Het tweede boek Samuël
1
1 Na de dood van Saul bleef David, toen hij terug was van zijn overwinning op de Amalekieten, twee dagen in Sikelag.
2 Daar verscheen op de derde dag iemand uit de legerplaats van Saul: zijn kleren waren gescheurd en aarde lag op zijn hoofd. Bij David aangekomen, viel hij ter aarde en boog zich tot op de grond voor hem neer.
3 David vroeg hem: Waar komt ge vandaan? Hij antwoordde: Ik ben uit de legerplaats van Saul ontsnapt.
4 David zeide tot hem: Vertel me toch, wat er gebeurd is! Hij sprak: Het volk is gevlucht uit de strijd, velen van het volk zijn gesneuveld, en ook Saul en zijn zoon Jonatan zijn dood!
5 Toen vroeg David den jongen man, die met die tijding kwam: Hoe weet ge, dat Saul en zijn zoon Jonatan dood zijn?
6 En de jonge man, die met die tijding kwam, antwoordde: Heel toevallig was ik op het gebergte Gilbóa. Daar stond Saul, leunend op zijn lans; en de wagens en de ruiters waren al vlak bij hem.
7 Hij keek om, en toen hij mij bemerkte, riep hij mij. Ik antwoordde: Hier ben ik.
8 Hij vroeg me: Wie zijt ge? Ik antwoordde hem: Ik ben een Amalekiet.
9 Hij zeide tot mij: Kom hier, en steek me dood; want een kramp heeft mij beet, ofschoon ik al mijn krachten nog heb.
10 Ik ging naar hem toe, en daar ik wist, dat hij zijn val niet zou overleven, stak ik hem dood. Ik nam de diadeem, die op zijn hoofd stond, en de armband, die aan zijn arm hing; ik heb ze meegebracht voor mijn heer.
11 Toen greep David zijn klederen en scheurde ze vaneen; en heel zijn gevolg deed eveneens.
12 Wenend en vastend rouwden zij tot de avond over Saul en zijn zoon Jonatan, over het volk van Jahweh en het huis Israël, omdat zij door het zwaard waren gevallen.
13 Daarop sprak David tot den jongen man, die met die tijding kwam: Wat is uw afkomst? Hij antwoordde: Ik ben de zoon van een vreemdeling uit Amalek.
14 David zeide tot hem: Hoe is het dan mogelijk, dat ge er niet voor zijt teruggeschrokken, uw hand uit te steken en den gezalfde van Jahweh te doden!
15 Daarop gaf David aan een van de soldaten het bevel: Kom hier, sla hem neer!
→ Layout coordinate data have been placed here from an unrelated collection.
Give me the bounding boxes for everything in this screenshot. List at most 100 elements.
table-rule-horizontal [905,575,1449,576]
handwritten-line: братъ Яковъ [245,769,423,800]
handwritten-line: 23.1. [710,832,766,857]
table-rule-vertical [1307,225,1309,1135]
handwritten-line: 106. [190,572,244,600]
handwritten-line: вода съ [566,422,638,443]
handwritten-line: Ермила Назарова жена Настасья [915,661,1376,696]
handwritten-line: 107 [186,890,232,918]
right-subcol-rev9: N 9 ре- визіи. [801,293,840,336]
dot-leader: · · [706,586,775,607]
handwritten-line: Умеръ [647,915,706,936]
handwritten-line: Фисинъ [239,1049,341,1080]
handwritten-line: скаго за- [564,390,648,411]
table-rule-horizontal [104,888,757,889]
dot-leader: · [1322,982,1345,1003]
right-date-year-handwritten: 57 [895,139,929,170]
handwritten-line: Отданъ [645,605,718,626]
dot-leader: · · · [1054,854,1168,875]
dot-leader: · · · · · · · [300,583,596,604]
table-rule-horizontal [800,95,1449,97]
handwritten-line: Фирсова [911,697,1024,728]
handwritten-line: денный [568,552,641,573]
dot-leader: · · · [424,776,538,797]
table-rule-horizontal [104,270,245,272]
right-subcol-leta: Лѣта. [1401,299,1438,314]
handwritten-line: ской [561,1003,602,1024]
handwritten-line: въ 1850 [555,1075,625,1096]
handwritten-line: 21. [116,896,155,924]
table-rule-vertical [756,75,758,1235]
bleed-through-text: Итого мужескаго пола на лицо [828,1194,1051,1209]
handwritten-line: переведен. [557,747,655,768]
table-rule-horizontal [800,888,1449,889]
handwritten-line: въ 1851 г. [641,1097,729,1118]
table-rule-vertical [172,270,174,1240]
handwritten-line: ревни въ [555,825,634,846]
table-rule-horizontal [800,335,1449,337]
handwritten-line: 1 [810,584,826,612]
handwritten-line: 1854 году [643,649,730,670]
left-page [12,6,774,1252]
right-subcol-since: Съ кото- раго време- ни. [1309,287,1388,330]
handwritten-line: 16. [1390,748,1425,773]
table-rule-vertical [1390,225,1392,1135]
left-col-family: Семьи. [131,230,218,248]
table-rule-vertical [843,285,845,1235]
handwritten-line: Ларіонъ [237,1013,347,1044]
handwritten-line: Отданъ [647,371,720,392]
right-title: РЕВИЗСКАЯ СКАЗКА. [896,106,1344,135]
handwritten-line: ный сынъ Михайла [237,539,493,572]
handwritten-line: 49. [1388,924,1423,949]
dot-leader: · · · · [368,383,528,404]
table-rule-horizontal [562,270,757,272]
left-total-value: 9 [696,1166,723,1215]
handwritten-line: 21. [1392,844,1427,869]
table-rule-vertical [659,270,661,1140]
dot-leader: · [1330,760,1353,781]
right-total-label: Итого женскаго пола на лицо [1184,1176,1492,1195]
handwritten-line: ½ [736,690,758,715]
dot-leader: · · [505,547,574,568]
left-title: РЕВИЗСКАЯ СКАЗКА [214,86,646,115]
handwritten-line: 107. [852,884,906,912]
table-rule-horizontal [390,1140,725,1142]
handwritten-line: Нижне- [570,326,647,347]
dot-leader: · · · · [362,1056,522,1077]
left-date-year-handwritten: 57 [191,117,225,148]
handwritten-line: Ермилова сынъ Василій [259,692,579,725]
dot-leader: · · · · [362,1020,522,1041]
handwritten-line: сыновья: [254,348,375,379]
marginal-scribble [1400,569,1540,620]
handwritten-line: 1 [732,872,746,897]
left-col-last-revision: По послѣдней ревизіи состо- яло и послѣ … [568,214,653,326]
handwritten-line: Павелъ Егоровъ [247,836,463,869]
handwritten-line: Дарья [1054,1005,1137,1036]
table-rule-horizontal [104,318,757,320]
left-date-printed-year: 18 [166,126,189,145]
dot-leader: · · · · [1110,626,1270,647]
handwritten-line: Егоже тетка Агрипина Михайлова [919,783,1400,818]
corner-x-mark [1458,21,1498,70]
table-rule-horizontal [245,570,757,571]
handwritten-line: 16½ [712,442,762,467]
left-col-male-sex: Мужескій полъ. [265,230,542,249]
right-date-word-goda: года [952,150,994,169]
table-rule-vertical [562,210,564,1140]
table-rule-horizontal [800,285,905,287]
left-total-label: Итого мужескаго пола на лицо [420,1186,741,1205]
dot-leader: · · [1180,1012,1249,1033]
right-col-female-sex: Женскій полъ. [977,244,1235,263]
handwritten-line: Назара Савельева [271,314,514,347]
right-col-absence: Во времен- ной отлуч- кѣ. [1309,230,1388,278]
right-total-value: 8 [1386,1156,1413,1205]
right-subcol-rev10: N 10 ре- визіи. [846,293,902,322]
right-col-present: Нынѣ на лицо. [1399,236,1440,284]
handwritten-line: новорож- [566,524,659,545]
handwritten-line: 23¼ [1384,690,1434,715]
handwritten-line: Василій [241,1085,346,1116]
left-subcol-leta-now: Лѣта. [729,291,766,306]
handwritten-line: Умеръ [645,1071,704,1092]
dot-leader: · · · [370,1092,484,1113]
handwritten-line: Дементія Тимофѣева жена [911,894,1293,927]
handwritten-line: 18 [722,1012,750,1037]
Deze sloeg hem dood,
16 terwijl David tot hem sprak: Uw bloed kome neer op uw eigen hoofd; ge hebt uw eigen oordeel geveld met te zeggen: Ik heb den gezalfde van Jahweh gedood!
17 Toen dichtte David op Saul en op zijn zoon Jonatan een klaaglied,
18 dat de Judeërs op zijn bevel moesten leren. Het staat in het boek van den Rechtvaardige. Hij sprak:
19 Op uw hoogten, o Israël, liggen de besten gesneuveld; Ach, hoe zijn nu de helden gevallen!
20 Bericht het niet in Gat, Verkondigt het niet in Asjkelons straten; Anders juichen de dochters der Filistijnen, Jubelen de dochters der onbesnedenen!
21 Geen dauw en geen regen, bergen van Gilbóa, Dale op uw velden, o bergen des doods; Want daar ligt het schild der helden verroest, Het schild van Saul niet met olie gewreven!
22 Zonder het bloed van verslagenen En het vet van helden Week de boog van Jonatan nimmer terug, Keerde het zwaard van Saul niet ledig weer.
23 Saul en Jonatan waren bemind en geliefd, In leven en dood niet gescheiden! Ze waren sneller dan adelaars, Sterker dan leeuwen.
24 Dochters van Israël, weent over Saul, Die u hulde in karmozijn en batist, En op uw gewaad gouden sieraden hechtte:
25 Hoe zijn de helden gevallen in de strijd? Ach Jonatan, ik ben zeer bedroefd om uw dood,
26 Om u zo verslagen, Jonatan, mijn broeder! Gij waart mij zo dierbaar, Uw liefde telde ik meer dan de liefde van vrouwen.
27 Ach, hoe zijn nu de helden gevallen, Hoe gingen de wapenen verloren!